We did it when the pope stepped down — we turned the Mention Machine on. We had this expertise in house and we know all the papal candidates, so we fed that into the Mention Machine with some other query terms and said “start counting.” From 6 a.m. to 2 p.m. that day, we counted, and then we built this really beautiful interactive around the number of Twitter counts by potential successor. That’s moving it forward, and that’s doing digital journalism I think is valuable and people in this room feel really good about.

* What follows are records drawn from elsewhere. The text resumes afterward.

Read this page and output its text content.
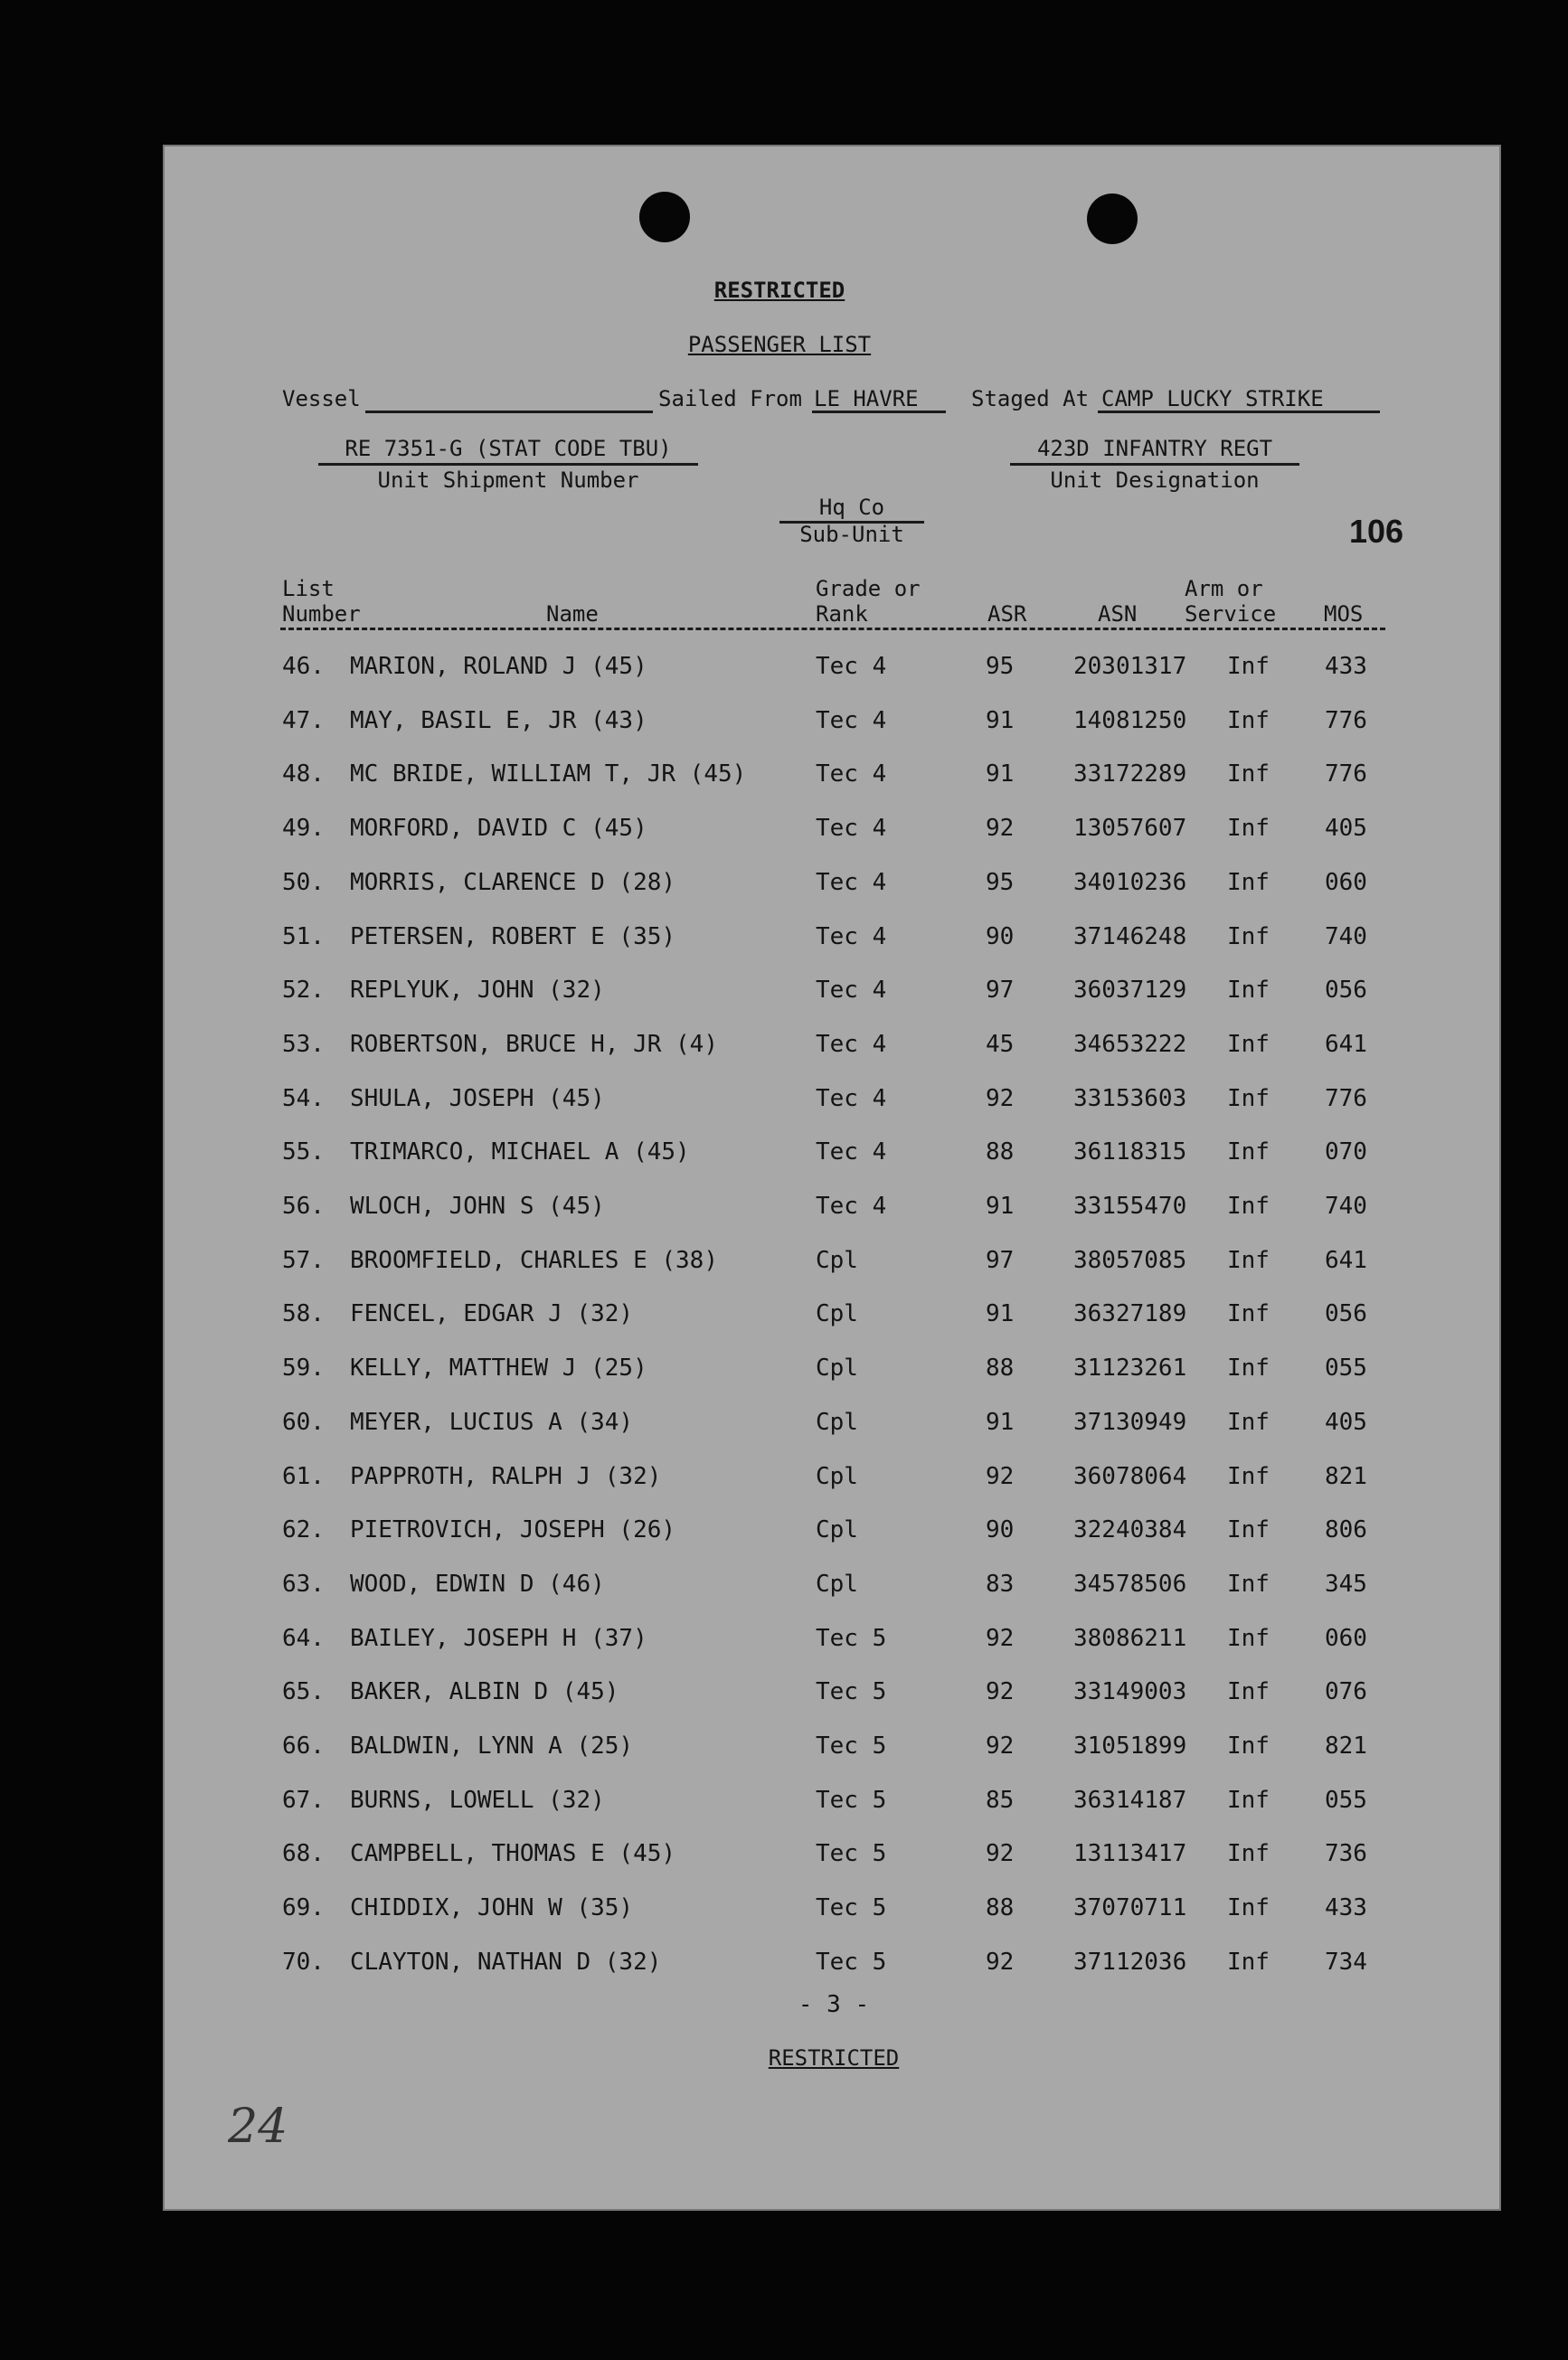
RESTRICTED
PASSENGER LIST
Vessel	Sailed From LE HAVRE Staged At CAMP LUCKY STRIKE
RE 7351-G (STAT CODE TBU)
Unit Shipment Number
423D INFANTRY REGT
Unit Designation
Hq Co
Sub-Unit	106
List
Number	Name
Grade or
Rank	ASR	ASN
Arm or
Service MOS
46. MARION, ROLAND J (45)	Tec 4	95	20301317 Inf 433
47. MAY, BASIL E, JR (43)	Tec 4	91	14081250 Inf 776
48. MC BRIDE, WILLIAM T, JR (45)	Tec 4	91	33172289 Inf 776
49. MORFORD, DAVID C (45)	Tec 4	92	13057607 Inf 405
50. MORRIS, CLARENCE D (28)	Tec 4	95	34010236 Inf 060
51. PETERSEN, ROBERT E (35)	Tec 4	90	37146248 Inf 740
52. REPLYUK, JOHN (32)	Tec 4	97	36037129 Inf 056
53. ROBERTSON, BRUCE H, JR (4)	Tec 4	45	34653222 Inf 641
54. SHULA, JOSEPH (45)	Tec 4	92	33153603 Inf 776
55. TRIMARCO, MICHAEL A (45)	Tec 4	88	36118315 Inf 070
56. WLOCH, JOHN S (45)	Tec 4	91	33155470 Inf 740
57. BROOMFIELD, CHARLES E (38)	Cpl	97	38057085 Inf 641
58. FENCEL, EDGAR J (32)	Cpl	91	36327189 Inf 056
59. KELLY, MATTHEW J (25)	Cpl	88	31123261 Inf 055
60. MEYER, LUCIUS A (34)	Cpl	91	37130949 Inf 405
61. PAPPROTH, RALPH J (32)	Cpl	92	36078064 Inf 821
62. PIETROVICH, JOSEPH (26)	Cpl	90	32240384 Inf 806
63. WOOD, EDWIN D (46)	Cpl	83	34578506 Inf 345
64. BAILEY, JOSEPH H (37)	Tec 5	92	38086211 Inf 060
65. BAKER, ALBIN D (45)	Tec 5	92	33149003 Inf 076
66. BALDWIN, LYNN A (25)	Tec 5	92	31051899 Inf 821
67. BURNS, LOWELL (32)	Tec 5	85	36314187 Inf 055
68. CAMPBELL, THOMAS E (45)	Tec 5	92	13113417 Inf 736
69. CHIDDIX, JOHN W (35)	Tec 5	88	37070711 Inf 433
70. CLAYTON, NATHAN D (32)	Tec 5	92	37112036 Inf 734
- 3 -
RESTRICTED
24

I think what you’ll find is something that’s immersive, that’s interactive, that feels of the web. We don’t want to recreate something. Not stale, not boring, not just talking heads. We really do want to make it of the web. If you can turn Wonkblog into something in video, just imagine that. We want to make it something that truly is right for the time, that has the expertise, and is of the Post that way. We have access to all these politicians, all these leaders, so bringing that forth in a new medium. We hope you like it — we’re working really hard on it.
I don’t mean necessarily personalizing every single experience, but I think those are the kinds of things responsive design and a more extensible platform can allow for. We’re always thinking along those lines. Where our users are coming from is important. The days of people sitting around, of expecting people to type in “www.washingtonpost.com” are over. We do care deeply about where the referrers are coming from, and we also care about meeting them there and engaging them there and bringing them back.